Abstract: SA-PO1070
Chronic ASA Administration Exacerbates Renal Damage in Hypertensive Rats
Session Information
- Hypertension: Basic and Experimental - Treatment and Mechanisms
November 04, 2017 | Location: Hall H, Morial Convention Center
Abstract Time: 10:00 AM - 10:00 AM
Category: Hypertension
- 1102 Hypertension: Basic and Experimental - Renal Causes and Consequences
Authors
- Kennedy, Chris R., Kidney Research Centre, Ottawa, Ontario, Canada
- Thibodeau, Jean-Francois, Kidney Research Centre, Ottawa, Ontario, Canada
- Holterman, Chet E., Ottawa Hospital Research Institute, Ottawa, Ontario, Canada
- Carter, Anthony, Kidney Research Centre, Ottawa, Ontario, Canada
- Cron, Greg O, The Ottawa Hospital, Ottawa, Ontario, Canada
- Glikstein, Rafael, The ottawa Hospital, U of Ottawa, Ottawa, Ontario, Canada
Background
Nonsteroidal anti-inflammatory drugs (NSAIDs, e.g. (Aspirin (ASA), ibuprofen, naproxen) inhibit cyclooxygenases whose eicosanoid products buffer renal vasoconstriction in hypertension (HTN) but are contraindicated in hypertensive individuals as they increase risk for renal injury via decreased renal blood flow and GFR. However, there is little in vivo evidence of this phenomenon. We showed that in mice with HTN, vascular-specific deletion of the EP4 receptor (mimicking some of the downstream effects of NSAIDs) significantly reduced renal perfusion and exacerbated injury.
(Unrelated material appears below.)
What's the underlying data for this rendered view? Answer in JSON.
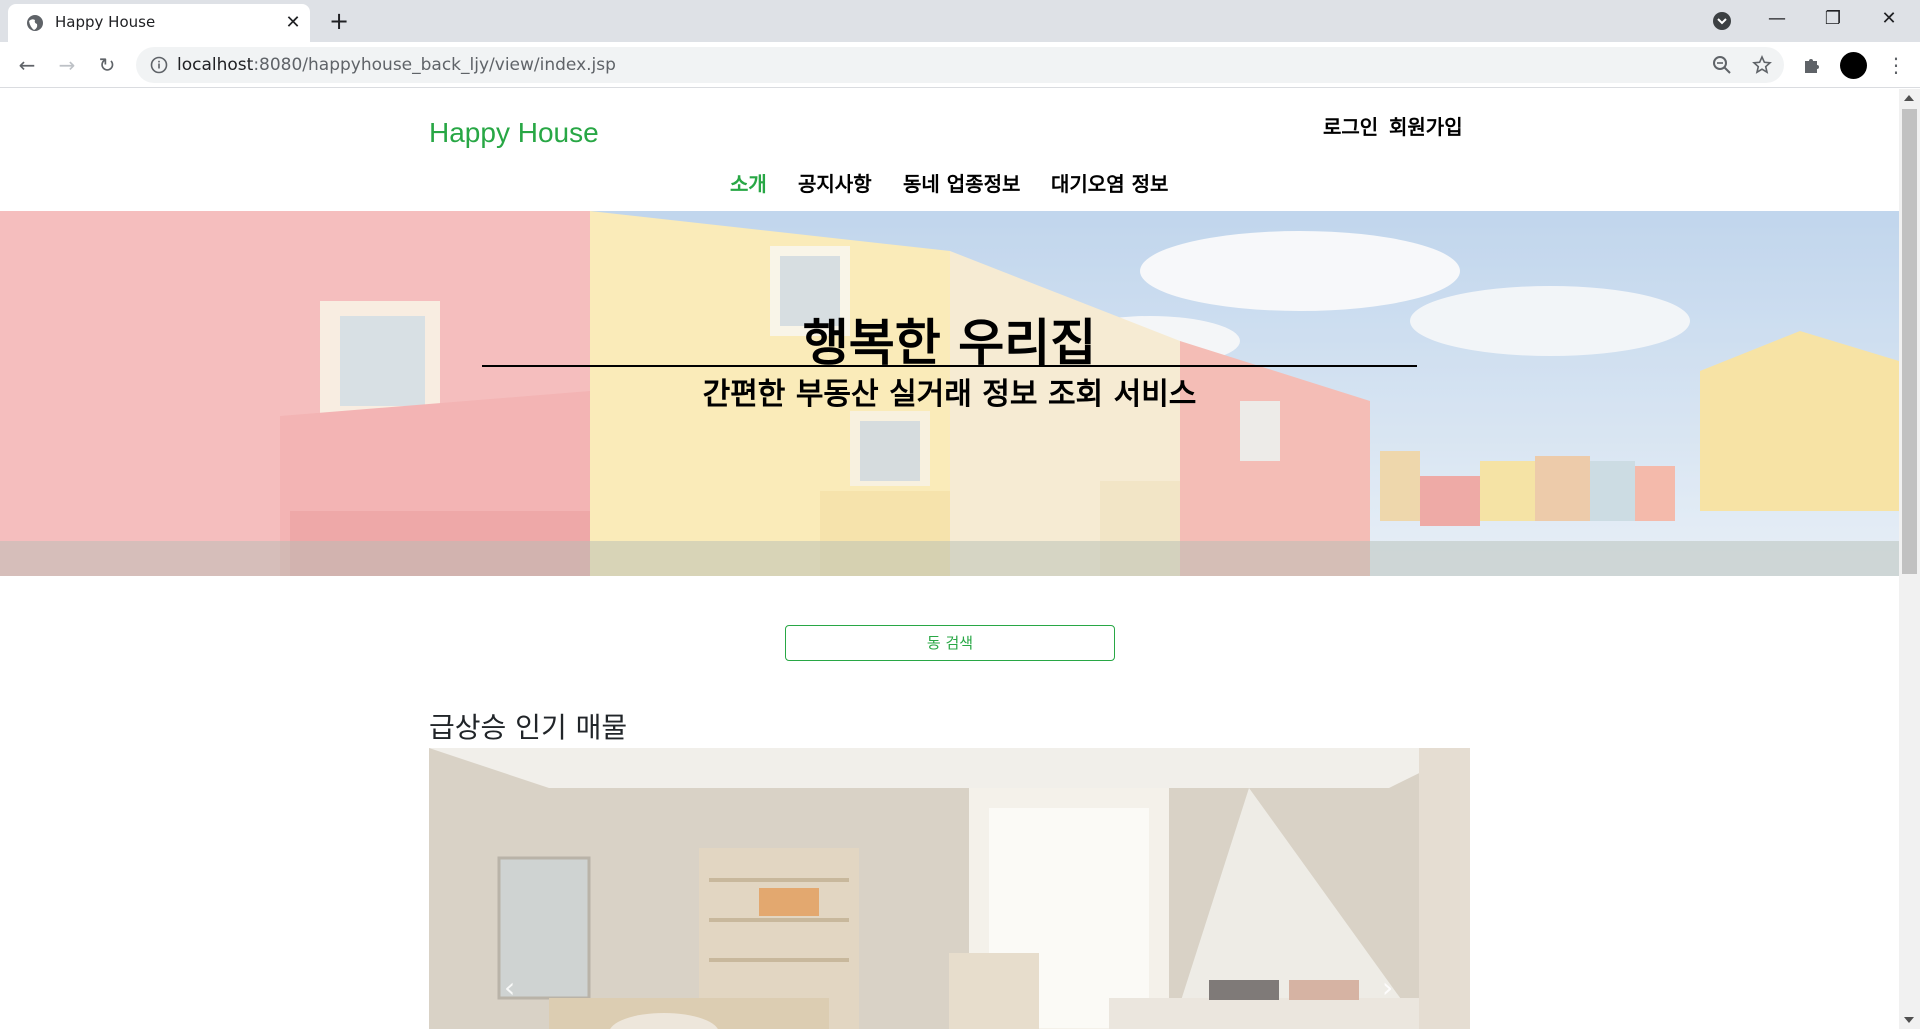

The present study was undertaken to test the hypothesis that hypertensive renal injury would be more severe with chronic ASA administration.
Methods
Male Sprague-Dawley rats (n=5 per group) were implanted with Model 2002 Alzet osmotic minipumps loaded with vehicle or Angiotensin II (AngII) to deliver a dose of 400 ng/kg/min for 4 weeks. ASA was administered concurrently via drinking water (0.067 mg/ml) to yield a dose of 10mg/kg/day. Renal function was assessed by plasma creatinine using HPLC. Renal histology was assessed on Masson trichrome and PAS-stained kidney sections. At 0, 2, and 4 weeks, dynamic contrast-enhanced (DCE) MRI was performed using a 7T GE/Agilent MR901 and data analyzed with a two compartment filtration model (PMI, S. Sourbron) to estimate renal blood volume.
Results
After 4 weeks of AngII infusion, rats given daily ASA had significantly decreased bodyweight and appeared dehydrated. Surprisingly, despite comparable ASA dosing, this combination was associated with a 60% survival rate compared to 100% in all other groups. AngII/ASA decreased renal function vs all other groups as indicated by a doubling of plasma creatinine. Renal hypertrophy was similar in both AngII-treated groups. AngII treatment alone led to modest tubulointerstitial injury, characterized by increased tubulointerstitial fibrosis, tubular flattening/dilation and proteinaceous casts. However, the combination of ASA and AngII significantly increased the severity of tubular and glomerular injury, while DCE-MRI revealed profound loss of renal blood volume (P<0.006 vs all other groups).
Conclusion
The combination of AngII-mediated hypertension and chronic ASA intake accelerates renal function decline and injury.